I can imagine a fee-for-service structure being very bad for poorer dysfunctional households, where there is verbal and emotional abuse, and sometimes the kinds that leave marks on your skin. Say the abusee calls the police, only the police can't legally do anything, or the evidence isn't solid enough and the abuser returns to the household. The abuser will make the caller regret their action, or an abusee may be too leery of such a scenario to call in the first place. How much worse will these situations be when the household knows that every call to the police will result in a fee they can't afford and that the abuser can use as an excuse for more abuse?

Now I want to start out by saying that I'm sympathetic to this problem. VERY sympathetic for reasons that are not really important to this broader conversation. I fully agree that, when there is abuse going on in a family and people are afraid to call the police, well....only bad things can happen. Fear is one form of control, one of many. Domestic abuse is a huge problem in this country, one that destroys lives and has ramifications that cross generations, even when the abuse ends.

But let's not pretend we can solve this problem with land use policy. Let's not tell ourselves that we have to continue subsidizing the lifestyle choices of Americans who want large lots, congestion free commutes and low taxes because, if we stop, they may abuse their spouse. In short, let's not keep ourselves from doing what we must -- build cities that are financially solvent -- because we are afraid that chaotic and negative things might happen during the transition.

Domestic abuse is not going to be solved through land use policy, tax policy or even more policing. It, along with a myriad of social ills we all-too-often choose to ignore in our communities, will only be alleviated by individuals deciding to make different choices about how they interact with one another.

To build a Strong Town, there is going to be a level of chaos, a certain amount of discomfort in most of our lives.

To build a Strong Town, there is going to be a level of chaos, a certain amount of discomfort in most of our lives. Living as a human being in a community should come with a certain amount of friction, interactions that our affluence has largely spared us from today. We're going to have to solve these problems -- domestic abuse, depression, poverty, hunger, education, opportunity -- we're going to have to solve them together, in our communities, block by block, neighborhood by neighborhood.

This is going to be infinitely more difficult when our cities go broke, which they will without massive course corrections. Ironically, insolvency will also likely make us more aware and sensitive to these problems. Why wait for failure? Why let our fear of a little bit of chaos, a little bit of disorder as we sort it all out, prevent us from trying new things today while we actually have the financial resources to mitigate our failures?

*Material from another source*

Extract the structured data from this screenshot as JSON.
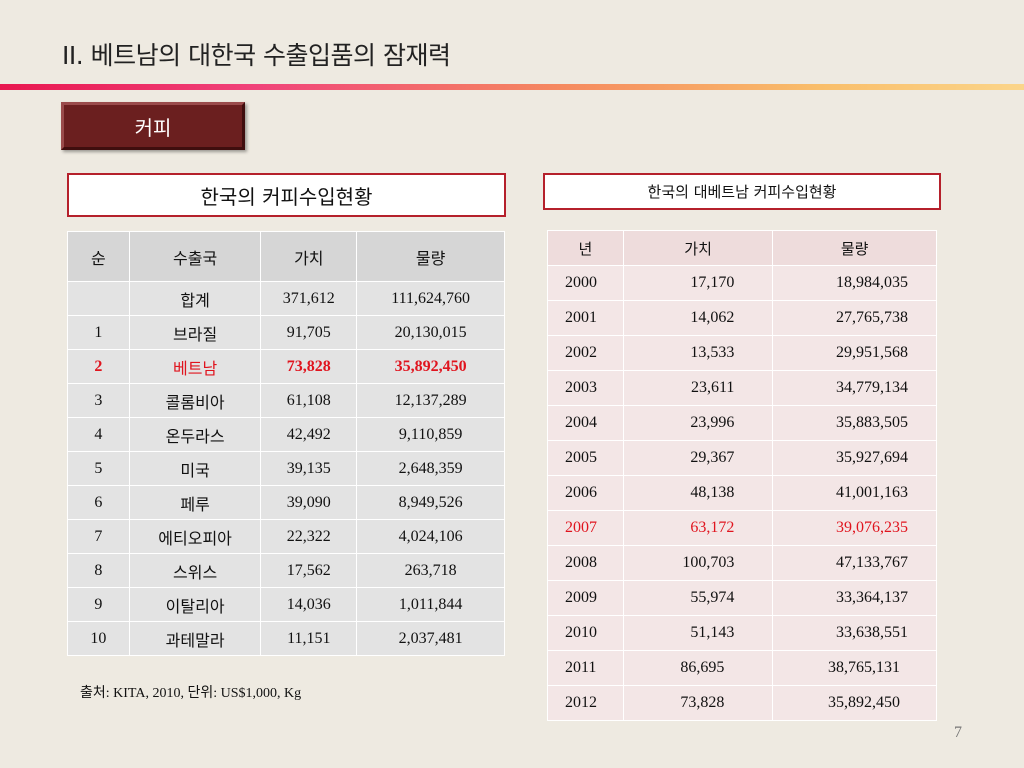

One last, related concept. It is important for people in San Francisco to accept that the people in Topeka are going to approach the same set of problems in a different way. It is important for people in Omaha to realize that people in Boston might prioritize things differently than they would. As Americans, I feel we are at our best when we place a high value on access to communication, ease of movement for all and the ability of people to start afresh, but we then save our parochial tendencies for the lowest level of government possible. That's a difficult one for us, especially us Yankees and Left Coasters (see the book American Nations for an explanation of that -- highly recommended read).

Our systems need to allow for failures to happen early before the cost in dollars and human misery mounts. Let's not pretend, however, that there won't be a cost. And let's not pretend an orderly but dumb approach is without costs either. Building a strong town is messy, but that disorder is a feature, not a flaw.